Richard Lipinski

Richard Lipinski, geboren am 6.2.1867 in Danzig, war ein hochrangiger SPD-Funktionär. Seine Kindheit war geprägt von bitterer Armut, so dass er bereits als Kind zum Lebensunterhalt der Familie beitragen musste. Als seine Mutter 1882 mit den vier Kindern nach Leipzig zog, kam Richard Lipinski mit der hier sehr starken Arbeiterbewegung in Kontakt. Im Jahr 1890 wurde er Mitglied der Sozialdemokratischen Partei und wurde nebenberuflicher Journalist. Er schrieb für die sozialdemokratische „Leipziger Volkszeitung“. Von 1907 bis 1933 war er Vorsitzender des SPD-Bezirkes Leipzig. Im ersten Drittel des 20. Jahrhunderts begleitete Richard Lipinski viele Funktionen in der sozialdemokratischen Arbeiterbewegung und prägte deren Entwicklung maßgeblich mit. So war er z.B. zwischen 1920 und 1933 Mitglied des Reichstages. Am 23. März 1933 stimmte er im Reichstag gegen das sogenannte Ermächtigungsgesetz. Das „Gesetz zur Behebung der Not von Volk und Reich“ bedeutete das Ende der Demokratie der „Weimarer Republik“ und stattete Hitler mit einer „Generalvollmacht“ an allen gesetzgebenden Organen vorbei aus.

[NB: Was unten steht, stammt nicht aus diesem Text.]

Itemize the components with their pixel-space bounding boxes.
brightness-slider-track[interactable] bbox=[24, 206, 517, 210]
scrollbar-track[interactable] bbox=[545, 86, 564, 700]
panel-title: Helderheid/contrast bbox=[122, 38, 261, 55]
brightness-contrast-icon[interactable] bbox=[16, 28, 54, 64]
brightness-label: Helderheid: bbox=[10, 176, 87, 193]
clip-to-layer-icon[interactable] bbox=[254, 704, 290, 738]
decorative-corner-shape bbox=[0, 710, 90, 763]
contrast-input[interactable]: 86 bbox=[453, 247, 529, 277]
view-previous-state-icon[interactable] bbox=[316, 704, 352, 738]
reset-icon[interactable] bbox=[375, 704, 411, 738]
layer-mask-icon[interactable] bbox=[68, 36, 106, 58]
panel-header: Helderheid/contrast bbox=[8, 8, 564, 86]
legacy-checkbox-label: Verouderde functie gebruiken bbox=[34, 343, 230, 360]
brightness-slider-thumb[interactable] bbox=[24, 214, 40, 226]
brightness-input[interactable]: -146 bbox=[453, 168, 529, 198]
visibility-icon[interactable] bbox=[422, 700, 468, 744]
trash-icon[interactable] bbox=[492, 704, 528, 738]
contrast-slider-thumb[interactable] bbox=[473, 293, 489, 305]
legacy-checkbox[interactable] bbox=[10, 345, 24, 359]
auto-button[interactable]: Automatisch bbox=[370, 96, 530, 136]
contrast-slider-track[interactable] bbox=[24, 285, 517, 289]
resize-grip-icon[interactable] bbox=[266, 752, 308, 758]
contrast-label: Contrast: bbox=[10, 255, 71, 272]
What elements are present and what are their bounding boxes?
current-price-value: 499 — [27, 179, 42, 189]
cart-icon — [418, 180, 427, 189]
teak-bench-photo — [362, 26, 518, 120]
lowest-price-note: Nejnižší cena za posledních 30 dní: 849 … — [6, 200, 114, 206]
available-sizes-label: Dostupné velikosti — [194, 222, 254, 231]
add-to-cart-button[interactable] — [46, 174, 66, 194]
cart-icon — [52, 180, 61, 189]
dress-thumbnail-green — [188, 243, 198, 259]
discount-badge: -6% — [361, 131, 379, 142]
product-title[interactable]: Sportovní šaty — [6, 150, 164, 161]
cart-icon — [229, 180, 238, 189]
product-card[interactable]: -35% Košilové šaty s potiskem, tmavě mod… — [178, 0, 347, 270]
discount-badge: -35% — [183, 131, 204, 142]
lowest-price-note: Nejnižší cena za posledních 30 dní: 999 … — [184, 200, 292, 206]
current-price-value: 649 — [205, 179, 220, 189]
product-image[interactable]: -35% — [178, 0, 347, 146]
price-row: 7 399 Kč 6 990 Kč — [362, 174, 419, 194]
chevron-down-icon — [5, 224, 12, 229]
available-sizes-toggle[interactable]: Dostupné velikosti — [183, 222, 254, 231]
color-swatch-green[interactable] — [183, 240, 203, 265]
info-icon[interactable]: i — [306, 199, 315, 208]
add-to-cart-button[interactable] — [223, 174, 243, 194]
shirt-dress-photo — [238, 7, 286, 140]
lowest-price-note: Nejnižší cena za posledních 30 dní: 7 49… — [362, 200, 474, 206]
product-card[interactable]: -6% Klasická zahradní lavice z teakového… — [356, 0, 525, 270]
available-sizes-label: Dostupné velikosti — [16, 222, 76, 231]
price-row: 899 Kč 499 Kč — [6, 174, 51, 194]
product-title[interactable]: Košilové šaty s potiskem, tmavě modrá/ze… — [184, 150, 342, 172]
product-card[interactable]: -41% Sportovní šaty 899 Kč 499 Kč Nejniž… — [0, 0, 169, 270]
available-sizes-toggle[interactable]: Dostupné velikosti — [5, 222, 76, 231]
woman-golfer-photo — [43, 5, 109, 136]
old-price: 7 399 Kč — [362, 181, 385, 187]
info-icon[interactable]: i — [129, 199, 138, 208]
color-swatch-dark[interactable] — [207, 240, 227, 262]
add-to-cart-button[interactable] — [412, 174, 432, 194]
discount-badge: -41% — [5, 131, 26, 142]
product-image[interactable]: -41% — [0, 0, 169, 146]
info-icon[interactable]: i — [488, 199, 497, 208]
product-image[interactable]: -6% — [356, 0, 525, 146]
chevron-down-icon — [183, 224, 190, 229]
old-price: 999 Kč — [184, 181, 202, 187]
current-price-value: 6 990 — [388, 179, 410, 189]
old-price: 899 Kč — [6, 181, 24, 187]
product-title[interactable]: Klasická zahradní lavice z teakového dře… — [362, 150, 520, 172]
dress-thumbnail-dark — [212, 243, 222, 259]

Als prominenter Sozialdemokrat und ehemaliger sächsischer Innenminister kam Richard Lipinski im April 1933 für einige Wochen in „Schutzhaft“. Er wurde misshandelt und im Winter 1934/35 wegen des Vorwurfs des „Hochverrats“ erneut in Untersuchungshaft genommen. Von den Folgen der Haft konnte er sich nicht mehr erholen. Richard Lipinski (69 Jahre) starb am 18.4.1936 in Bennewitz bei Wurzen.